Willamette alumnus devotes himself to athletics, community service
It was Nov. 20, 2008, when John Olinger realized he would be broke in six weeks.
Olinger ’05, MBA’07 had just completed his second basketball tour with Athletes in Action, a Christian organization that had taken him across the globe to Israel and then back to the U.S. East Coast.
Since he had not been picked up by a professional team, his traveling basketball days appeared to be over.
“I said that on Jan. 1, if I didn’t have a basketball job, I’d have to get a job in the Pacific Northwest because I would have no money left to support myself,” Olinger says.
On Dec. 30, just two days before his self-imposed deadline, Olinger finally got the call he had been waiting for: The Coventry Crusaders wanted him on their team.

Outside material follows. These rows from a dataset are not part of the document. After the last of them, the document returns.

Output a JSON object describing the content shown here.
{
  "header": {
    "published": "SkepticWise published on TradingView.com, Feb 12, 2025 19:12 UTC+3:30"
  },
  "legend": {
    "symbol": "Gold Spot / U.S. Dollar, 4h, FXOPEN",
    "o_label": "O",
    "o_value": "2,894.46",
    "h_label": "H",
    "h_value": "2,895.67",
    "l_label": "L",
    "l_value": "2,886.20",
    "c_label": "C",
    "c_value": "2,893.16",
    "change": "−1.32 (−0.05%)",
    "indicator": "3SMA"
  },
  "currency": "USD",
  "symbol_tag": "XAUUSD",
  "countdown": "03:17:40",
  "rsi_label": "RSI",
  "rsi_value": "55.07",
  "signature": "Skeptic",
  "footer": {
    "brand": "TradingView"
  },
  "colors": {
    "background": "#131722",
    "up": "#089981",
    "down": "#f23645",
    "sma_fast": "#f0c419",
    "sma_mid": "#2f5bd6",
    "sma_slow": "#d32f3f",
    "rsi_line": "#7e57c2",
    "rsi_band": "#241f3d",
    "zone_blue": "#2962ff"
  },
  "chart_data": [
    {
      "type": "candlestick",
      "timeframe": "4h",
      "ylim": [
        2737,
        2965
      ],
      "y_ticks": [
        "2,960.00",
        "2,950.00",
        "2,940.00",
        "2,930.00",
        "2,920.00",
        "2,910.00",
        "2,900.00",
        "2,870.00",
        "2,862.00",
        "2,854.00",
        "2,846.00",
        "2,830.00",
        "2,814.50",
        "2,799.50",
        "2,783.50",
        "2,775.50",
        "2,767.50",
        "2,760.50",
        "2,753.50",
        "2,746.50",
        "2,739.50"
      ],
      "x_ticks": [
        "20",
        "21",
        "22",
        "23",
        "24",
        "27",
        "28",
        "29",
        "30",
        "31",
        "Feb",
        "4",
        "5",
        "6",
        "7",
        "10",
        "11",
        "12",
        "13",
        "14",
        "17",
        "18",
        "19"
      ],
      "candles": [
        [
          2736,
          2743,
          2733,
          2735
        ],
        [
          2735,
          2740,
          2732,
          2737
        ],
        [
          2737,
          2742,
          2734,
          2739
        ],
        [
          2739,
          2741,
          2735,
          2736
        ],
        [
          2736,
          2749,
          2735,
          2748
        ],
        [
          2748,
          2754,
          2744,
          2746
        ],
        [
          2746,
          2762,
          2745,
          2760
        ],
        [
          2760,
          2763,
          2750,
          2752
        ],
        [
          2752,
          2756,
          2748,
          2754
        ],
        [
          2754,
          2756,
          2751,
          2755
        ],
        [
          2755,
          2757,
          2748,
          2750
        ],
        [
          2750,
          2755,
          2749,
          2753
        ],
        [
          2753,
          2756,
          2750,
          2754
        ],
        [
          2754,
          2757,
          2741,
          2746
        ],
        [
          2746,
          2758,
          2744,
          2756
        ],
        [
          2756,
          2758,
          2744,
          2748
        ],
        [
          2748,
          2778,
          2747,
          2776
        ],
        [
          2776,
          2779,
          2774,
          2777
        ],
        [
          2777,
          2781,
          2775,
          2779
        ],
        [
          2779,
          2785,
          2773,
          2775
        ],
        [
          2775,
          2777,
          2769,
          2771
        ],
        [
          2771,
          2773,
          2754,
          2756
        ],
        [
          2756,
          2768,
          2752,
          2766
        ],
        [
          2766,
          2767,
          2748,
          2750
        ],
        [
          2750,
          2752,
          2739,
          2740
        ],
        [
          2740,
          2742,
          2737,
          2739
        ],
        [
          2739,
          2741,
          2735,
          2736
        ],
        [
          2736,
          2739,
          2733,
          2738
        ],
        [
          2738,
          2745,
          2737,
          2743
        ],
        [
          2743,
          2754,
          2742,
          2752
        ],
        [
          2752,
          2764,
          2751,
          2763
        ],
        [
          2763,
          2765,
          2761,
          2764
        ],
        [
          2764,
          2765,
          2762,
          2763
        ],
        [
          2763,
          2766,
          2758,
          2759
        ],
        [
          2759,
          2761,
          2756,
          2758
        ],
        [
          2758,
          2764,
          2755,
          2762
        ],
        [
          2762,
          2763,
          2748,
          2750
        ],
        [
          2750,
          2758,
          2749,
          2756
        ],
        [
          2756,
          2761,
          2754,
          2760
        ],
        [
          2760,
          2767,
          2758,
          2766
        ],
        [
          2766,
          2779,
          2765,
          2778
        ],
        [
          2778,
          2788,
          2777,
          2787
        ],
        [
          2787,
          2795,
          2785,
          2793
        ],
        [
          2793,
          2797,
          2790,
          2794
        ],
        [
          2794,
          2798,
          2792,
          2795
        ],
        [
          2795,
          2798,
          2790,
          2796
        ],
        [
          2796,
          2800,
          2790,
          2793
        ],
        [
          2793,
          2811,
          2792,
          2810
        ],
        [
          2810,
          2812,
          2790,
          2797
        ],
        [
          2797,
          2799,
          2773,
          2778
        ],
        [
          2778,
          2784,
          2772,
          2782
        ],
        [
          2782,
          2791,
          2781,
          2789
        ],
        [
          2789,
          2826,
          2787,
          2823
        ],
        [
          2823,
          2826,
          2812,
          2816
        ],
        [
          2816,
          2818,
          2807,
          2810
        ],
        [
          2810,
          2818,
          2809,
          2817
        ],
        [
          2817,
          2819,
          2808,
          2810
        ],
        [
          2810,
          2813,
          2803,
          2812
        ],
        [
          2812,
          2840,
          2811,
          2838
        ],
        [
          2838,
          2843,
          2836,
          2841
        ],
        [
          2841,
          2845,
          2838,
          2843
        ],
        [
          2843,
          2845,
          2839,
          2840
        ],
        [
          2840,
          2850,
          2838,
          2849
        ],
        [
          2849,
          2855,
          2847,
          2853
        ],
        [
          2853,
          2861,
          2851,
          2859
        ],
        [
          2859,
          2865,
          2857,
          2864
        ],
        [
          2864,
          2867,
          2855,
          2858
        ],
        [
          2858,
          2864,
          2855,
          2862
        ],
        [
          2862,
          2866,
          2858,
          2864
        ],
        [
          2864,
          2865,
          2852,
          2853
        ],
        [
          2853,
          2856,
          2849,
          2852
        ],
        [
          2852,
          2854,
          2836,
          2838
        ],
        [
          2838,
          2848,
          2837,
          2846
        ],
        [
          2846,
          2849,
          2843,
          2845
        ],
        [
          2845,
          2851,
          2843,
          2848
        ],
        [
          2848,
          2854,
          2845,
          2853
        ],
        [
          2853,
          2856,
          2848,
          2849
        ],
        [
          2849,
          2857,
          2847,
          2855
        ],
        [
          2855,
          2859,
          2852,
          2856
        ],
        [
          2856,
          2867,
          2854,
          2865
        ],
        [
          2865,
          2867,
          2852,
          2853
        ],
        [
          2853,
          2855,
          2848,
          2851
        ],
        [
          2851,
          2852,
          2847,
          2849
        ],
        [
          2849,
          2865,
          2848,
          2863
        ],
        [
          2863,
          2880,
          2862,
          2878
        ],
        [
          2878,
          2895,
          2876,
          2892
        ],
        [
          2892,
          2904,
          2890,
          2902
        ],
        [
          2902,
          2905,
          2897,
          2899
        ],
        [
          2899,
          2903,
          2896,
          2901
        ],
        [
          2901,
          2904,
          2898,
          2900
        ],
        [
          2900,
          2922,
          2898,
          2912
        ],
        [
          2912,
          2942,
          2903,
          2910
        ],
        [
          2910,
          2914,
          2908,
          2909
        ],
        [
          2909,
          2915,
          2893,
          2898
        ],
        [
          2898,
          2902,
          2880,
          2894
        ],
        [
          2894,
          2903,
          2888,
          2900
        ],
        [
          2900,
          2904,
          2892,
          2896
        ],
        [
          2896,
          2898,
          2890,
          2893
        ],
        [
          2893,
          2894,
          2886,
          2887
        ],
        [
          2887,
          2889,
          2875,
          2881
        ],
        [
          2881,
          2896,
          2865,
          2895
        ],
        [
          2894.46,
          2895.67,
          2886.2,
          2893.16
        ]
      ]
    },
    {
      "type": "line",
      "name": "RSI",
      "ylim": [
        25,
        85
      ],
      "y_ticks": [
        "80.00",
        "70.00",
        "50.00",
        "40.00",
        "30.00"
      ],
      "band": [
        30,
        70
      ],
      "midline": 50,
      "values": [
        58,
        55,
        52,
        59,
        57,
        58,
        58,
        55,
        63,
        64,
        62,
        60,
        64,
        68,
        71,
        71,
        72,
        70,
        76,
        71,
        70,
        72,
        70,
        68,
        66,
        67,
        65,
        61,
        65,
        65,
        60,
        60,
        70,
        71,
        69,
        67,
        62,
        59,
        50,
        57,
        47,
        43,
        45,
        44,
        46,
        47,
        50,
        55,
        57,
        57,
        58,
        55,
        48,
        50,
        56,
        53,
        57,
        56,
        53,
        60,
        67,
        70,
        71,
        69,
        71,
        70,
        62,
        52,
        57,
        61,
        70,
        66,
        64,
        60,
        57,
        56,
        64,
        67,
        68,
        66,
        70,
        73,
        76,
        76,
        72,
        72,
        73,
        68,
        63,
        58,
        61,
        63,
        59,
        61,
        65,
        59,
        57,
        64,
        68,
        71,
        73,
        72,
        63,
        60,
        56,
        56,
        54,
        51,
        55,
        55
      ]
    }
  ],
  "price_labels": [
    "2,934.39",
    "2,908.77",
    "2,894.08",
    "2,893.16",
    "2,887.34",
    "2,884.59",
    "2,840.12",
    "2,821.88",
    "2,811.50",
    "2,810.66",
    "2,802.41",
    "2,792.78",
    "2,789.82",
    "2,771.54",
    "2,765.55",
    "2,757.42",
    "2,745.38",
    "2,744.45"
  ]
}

Shortly thereafter, Olinger was on a plane to England.
Today, Olinger continues to integrate his passion for basketball into his professional life, working as a social media specialist for Nike Basketball.
Though his path has taken many twists and turns, Olinger says his success is rooted in the skills he acquired as a Willamette student-athlete.
“At Willamette, I learned how to juggle many problems, I learned teamwork, I learned how to relate to people,” Olinger says.
“The benefits of my experiences as a student-athlete can’t even be quantified, because they are so interwoven into my story.”
Pursuing his Passion for Basketball
When Olinger graduated from South Salem High School, he knew he wanted to continue playing basketball — the question was, where?
He first tried the Division I route at Portland State University, where he red-shirted for a year before the coach that recruited him resigned. Olinger then transferred to Clackamas Community College, where he endured an injury-plagued season.
At this point, Olinger found himself looking at Willamette University.
“Throughout my time at other schools, Coach James (Willamette’s men’s basketball coach at the time) and I stayed in touch, and he said that if I wanted to come to Willamette he would still welcome me with open arms,” Olinger says.
“I realized that this was a great opportunity to play basketball and get a really good education out of it, and it ended up as a phenomenal experience.”
With the help of his professors, teammates and coaches, Olinger says he learned how to balance a challenging course load with a rigorous basketball season.
“It was a learning process for me, because I came from a large public university and then secondly a junior college,” says Olinger, an economics major. “At Willamette, I got to take classes with only 15-20 people in them. … Not only did I get to play basketball, I formed personal relationships and really got to know my classmates and professors on a deeper level.”
Attending Willamette also allowed Olinger to pursue his MBA at Atkinson Graduate School of Management, while completing his last year of basketball eligibility.
“I thought I was busy while I was an undergraduate, but playing and doing Atkinson at the same time was on a whole different level,” Olinger recalls. “The experience pushed me to maintain quality work and perform on the court at the same time.”
During his three years as a Bearcat, Olinger led his team to two Northwest Conference second-place finishes, and he received first team all-conference honors his senior year.
An assistant coach at the time, Kip Ioane remembers Olinger for his talent and exceptional dedication to the team, but even more so for his unmatched commitment to character.
“Johnny O. didn’t just talk the talk about being a quality person and making quality choices off the floor, he walked the walk,” Ioane says. “He is the perfect example of the type of man I want my guys to strive to become.”
A Life of Service
In keeping with Willamette’s motto — “Not unto ourselves alone are we born” — wherever Olinger goes, he aims to serve others.
Since graduating from Atkinson in 2007, Olinger has volunteered at Union Gospel Mission as its learning center coordinator, traveled the world with Athletes in Action, served as the assistant director of the nonprofit Crusader Foundation while playing professionally in England and launched the Mid-Valley 211 helpline for the United Way of the Mid-Willamette Valley.
At this year’s team retreat, Ioane — now the head men’s basketball coach — asked Olinger to speak as a role model to his players.
“Everything that made him the player he was makes him the professional he is now,” Ioane says. “He’s a leader, a great communicator with different types of people and a guy who won’t stop working until the job is not only done, but done to its absolute potential of greatness.”
Today, Olinger monitors and analyzes shoe and product comments for Nike Basketball via Twitter. Additionally, as the basketball lead in Global Consumer Services, he ensures that all the groups are aligned by gathering information from Nike’s Basketball category and sharing that information across his department.
At Nike, Olinger strives to use his passion for basketball to touch the lives of others.
“Without being a student-athlete at Willamette, I wouldn’t have had the opportunity for this role that I’m in, and I wouldn’t have had the opportunity to be at this company,” he says.
“I want somebody else to have sports impact their life the way they impacted mine, because if I hadn’t had that, I wouldn’t be where I am today.”